Evan Leibovitch evan at telly.org
Mon Feb 21 06:32:46 UTC 2022


On Sun, Feb 20, 2022 at 11:36 PM Karl Auerbach via At-Large <
at-large at atlarge-lists.icann.org> wrote:

[...] the domain name system is slowly fading from the public eye; that we
> are moving into a world in which DNS names are becoming more a part of
> the hidden machinery of the net (like MAC addresses) and that higher level
> naming abstractions, things like Twitter names or Facebook handles, are
> becoming the more prevalent forms of naming on the net.
>

You're right of course, but there's a whole industry of self-proclaimed
branding experts holding inventories of "memorable" domain names that prays
you're not. It's a very burstable bubble.

But it's not just social media handles and emojis that threaten. In parts
of Asia and elsewhere, the PITA of non-Latin strings have been widely
bypassed in favour of QR codes pointing to "illegible" domains. That's
where the real Universal Acceptance lies.

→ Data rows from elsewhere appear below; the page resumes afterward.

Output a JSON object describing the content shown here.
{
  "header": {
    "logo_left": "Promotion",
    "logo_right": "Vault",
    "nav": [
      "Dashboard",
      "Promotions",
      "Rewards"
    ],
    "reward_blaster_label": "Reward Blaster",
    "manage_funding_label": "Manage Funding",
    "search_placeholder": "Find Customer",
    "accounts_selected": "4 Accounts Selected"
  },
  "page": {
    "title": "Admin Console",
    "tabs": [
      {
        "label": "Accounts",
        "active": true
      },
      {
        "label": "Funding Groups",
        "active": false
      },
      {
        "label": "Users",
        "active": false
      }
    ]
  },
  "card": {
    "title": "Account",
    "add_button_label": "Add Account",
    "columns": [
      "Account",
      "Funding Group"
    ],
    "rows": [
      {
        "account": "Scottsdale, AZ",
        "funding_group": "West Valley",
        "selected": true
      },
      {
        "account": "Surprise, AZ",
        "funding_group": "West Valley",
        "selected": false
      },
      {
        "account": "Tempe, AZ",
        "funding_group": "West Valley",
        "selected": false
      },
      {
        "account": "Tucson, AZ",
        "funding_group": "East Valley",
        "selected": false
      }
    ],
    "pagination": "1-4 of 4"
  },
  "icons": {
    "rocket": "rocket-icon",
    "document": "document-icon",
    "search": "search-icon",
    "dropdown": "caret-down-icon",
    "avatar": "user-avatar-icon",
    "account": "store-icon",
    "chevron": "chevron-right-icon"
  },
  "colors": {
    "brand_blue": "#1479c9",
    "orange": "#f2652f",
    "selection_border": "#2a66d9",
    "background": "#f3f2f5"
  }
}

> I also am of the belief that on the net attributes are often more important
> than names.  For instance, if I am looking to buy some machine screws I
> care more about the attribute "hardware store" than any particular name
> of such a store.


Arguably search engines meet much of this need already. One could and
should have realized that "memorable" domain names were on the way down
once browser makers merged the search and URL entry fields. From then on,
typing <mumble> would almost always yield a more satisfying result than
specifying <mumble.com> or for that matter <mumble.anything>. The
commoditization of common words and especially category names, driven by an
ever-growing mining of TLDs under ICANN, has just sped the process of
turning people towards search and away from normal domain names.